Eukaryotic genome assembly using Pacbio and Hi-C

Dates

10-14 November 2025

To foster international participation, this course will be held online

 

 

Overview

 

Eukaryotic genomes may be composed of many repeats. Long reads sequencing technologies can span most of those repeats and produce genome assemblies with unprecedented contiguity. Further, sequencing technologies such as PacBio HiFi give us assembly contiguity and base accuracy. Chromatin conformation capture reads (Hi-C) bring the final information to scaffold assemblies into chromosomes.
 This course will introduce the audience to a specter of methods that are present in a usual assembly workflow, starting from raw data and finishing with a fully assembled genome. We will see how to manipulate raw reads, analyse their quality, how to run different assembly algorithms, how run Hi-C scaffolding algorithms, and how to analyse assembly quality.
 
Structured over five days, this course consists of both theoretical and practical aspects which are intertwined through each day. The presented theoretical foundation will be applied to small eukaryotic datasets.

 

 

Target audience

 

This course is intended for researchers interested in learning the theory and practice of how to perform de novo eukaryotic genome assembly using Pacific Biosciences Long Reads and Hi-C data.
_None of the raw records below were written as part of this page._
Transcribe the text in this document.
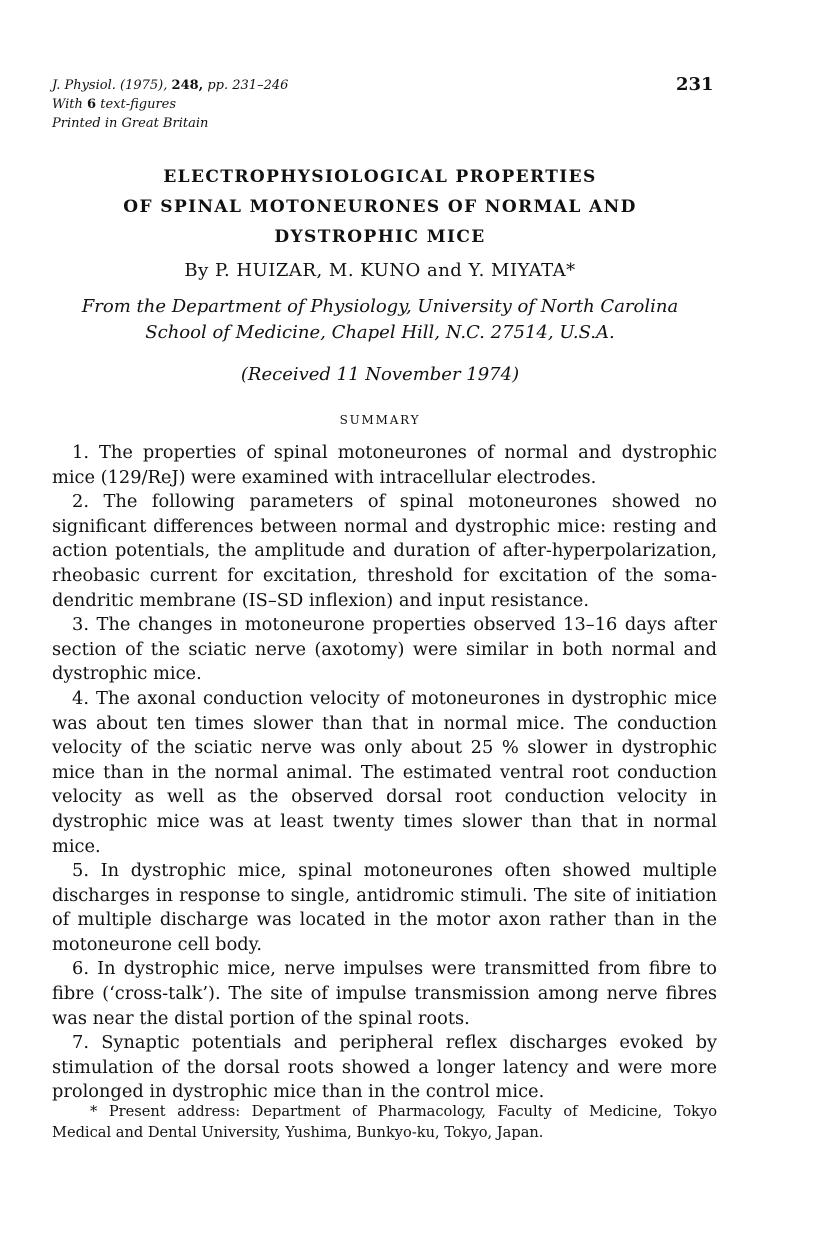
J. Physiol. (1975), 248, pp. 231–246
With 6 text-figures
Printed in Great Britain
231
ELECTROPHYSIOLOGICAL PROPERTIES
OF SPINAL MOTONEURONES OF NORMAL AND
DYSTROPHIC MICE
By P. HUIZAR, M. KUNO and Y. MIYATA*
From the Department of Physiology, University of North Carolina
School of Medicine, Chapel Hill, N.C. 27514, U.S.A.
(Received 11 November 1974)
SUMMARY

1. The properties of spinal motoneurones of normal and dystrophic mice (129/ReJ) were examined with intracellular electrodes.

2. The following parameters of spinal motoneurones showed no significant differences between normal and dystrophic mice: resting and action potentials, the amplitude and duration of after-hyperpolarization, rheobasic current for excitation, threshold for excitation of the soma-dendritic membrane (IS–SD inflexion) and input resistance.

3. The changes in motoneurone properties observed 13–16 days after section of the sciatic nerve (axotomy) were similar in both normal and dystrophic mice.

4. The axonal conduction velocity of motoneurones in dystrophic mice was about ten times slower than that in normal mice. The conduction velocity of the sciatic nerve was only about 25 % slower in dystrophic mice than in the normal animal. The estimated ventral root conduction velocity as well as the observed dorsal root conduction velocity in dystrophic mice was at least twenty times slower than that in normal mice.

5. In dystrophic mice, spinal motoneurones often showed multiple discharges in response to single, antidromic stimuli. The site of initiation of multiple discharge was located in the motor axon rather than in the motoneurone cell body.

6. In dystrophic mice, nerve impulses were transmitted from fibre to fibre (‘cross-talk’). The site of impulse transmission among nerve fibres was near the distal portion of the spinal roots.

7. Synaptic potentials and peripheral reflex discharges evoked by stimulation of the dorsal roots showed a longer latency and were more prolonged in dystrophic mice than in the control mice.

* Present address: Department of Pharmacology, Faculty of Medicine, Tokyo Medical and Dental University, Yushima, Bunkyo-ku, Tokyo, Japan.
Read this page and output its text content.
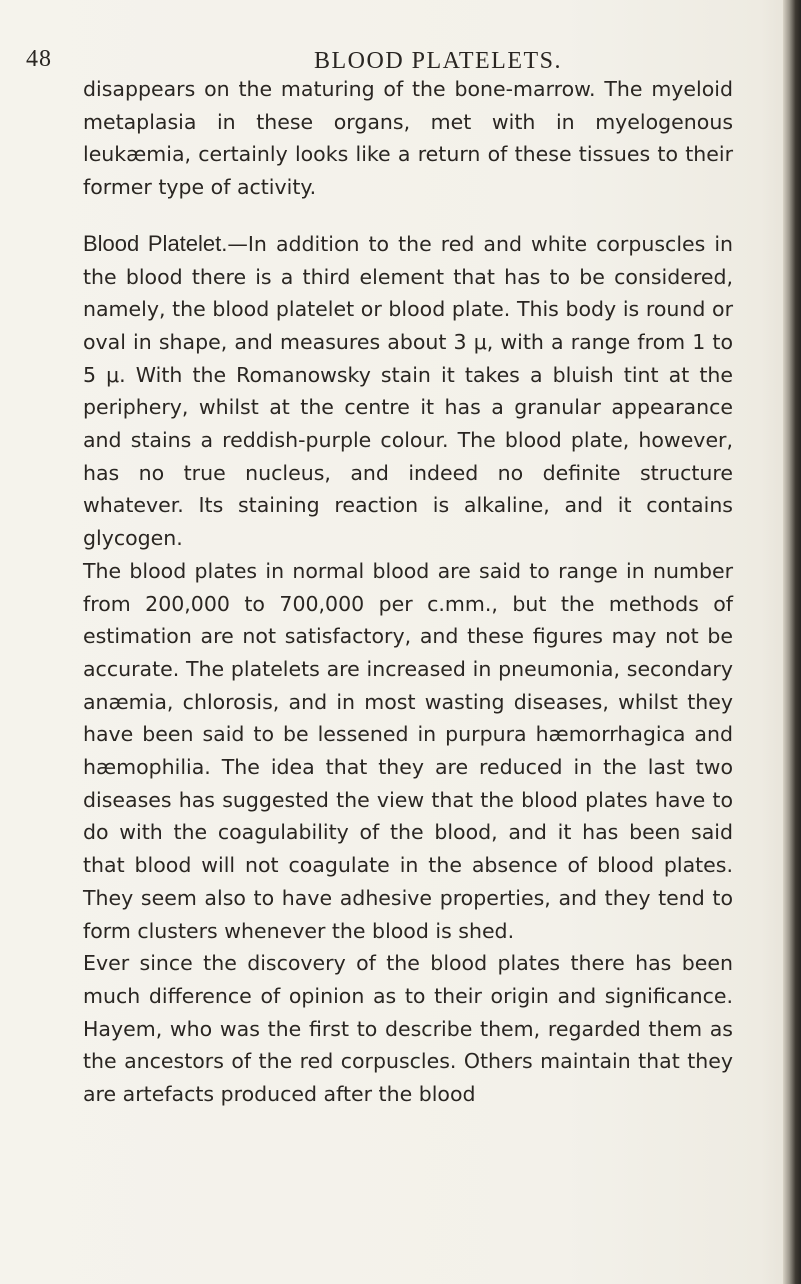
48	BLOOD PLATELETS.

disappears on the maturing of the bone-marrow. The myeloid metaplasia in these organs, met with in myelogenous leukæmia, certainly looks like a return of these tissues to their former type of activity.

Blood Platelet.—In addition to the red and white corpuscles in the blood there is a third element that has to be considered, namely, the blood platelet or blood plate. This body is round or oval in shape, and measures about 3 μ, with a range from 1 to 5 μ. With the Romanowsky stain it takes a bluish tint at the periphery, whilst at the centre it has a granular appearance and stains a reddish-purple colour. The blood plate, however, has no true nucleus, and indeed no definite structure whatever. Its staining reaction is alkaline, and it contains glycogen.

The blood plates in normal blood are said to range in number from 200,000 to 700,000 per c.mm., but the methods of estimation are not satisfactory, and these figures may not be accurate. The platelets are increased in pneumonia, secondary anæmia, chlorosis, and in most wasting diseases, whilst they have been said to be lessened in purpura hæmorrhagica and hæmophilia. The idea that they are reduced in the last two diseases has suggested the view that the blood plates have to do with the coagulability of the blood, and it has been said that blood will not coagulate in the absence of blood plates. They seem also to have adhesive properties, and they tend to form clusters whenever the blood is shed.

Ever since the discovery of the blood plates there has been much difference of opinion as to their origin and significance. Hayem, who was the first to describe them, regarded them as the ancestors of the red corpuscles. Others maintain that they are artefacts produced after the blood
Both beginners and more advanced users will find useful information in this course.

 

Learning outcomes

 

  • Understanding PacBio HiFi (mostly), PacBio CLR, and Hi-C data.
  • Understanding the concepts of de novo genome assembly.
  • Obtaining practical experience in using state-of-the-art tools for de novo assembly and assembly quality assessment.

 

Program

Monday. Classes from 2 to 8 pm Berlin time

  • Genomes

  • Sequencing technologies

  • Genome assembly

    • Hands-on: Introduction to Linux – manipulating reads files

Tuesday. Classes from 2 to 8 pm Berlin time

  • What are reads k-mers?

  • K-mer analysis: estimating genome size, heterozygosity, and repeat content

  • Plotting k-mer profiles

  • Presentation of different assembly algorithms: Hicanu, wtdbg2, Falcon, Hifiasm

  • Start assembling different small eukaryotic genomes: butterflies, moths, and others

Wednesday. Classes from 2 to 8 pm Berlin time

  • Purging haplotigs: what is that about?

  • Purging assemblies

  • Evaluation of purged assemblies: contiguity (N50, total length), accuracy (Merqury k-mer evaluation), and gene content (BUSCO) analysis

  • Start polishing and/or Hi-C scaffolding

Thursday. Classes from 2 to 8 pm Berlin time

  • What is Hi-C sequencing? Theory and practice

  • Hands-on: Running analysis on Hi-C scaffolded assemblies – evaluating final contiguity, accuracy, and gene content

Friday. Classes from 2 to 8 pm Berlin time

  • Finishing up analysis – participants will work in groups on the same data, discuss results, and prepare a final presentation

  • General discussion

  • Final questions

 

COst overview

Package 1

530 €

 


Cancellation Policy:

 

 

 

> 30  days before the start date = 30% cancellation fee

 

< 30 days before the start date= No Refund.

 

 

 

Physalia-courses cannot be held responsible for any travel fees, accommodation or other expenses incurred to you as a result of the cancellation.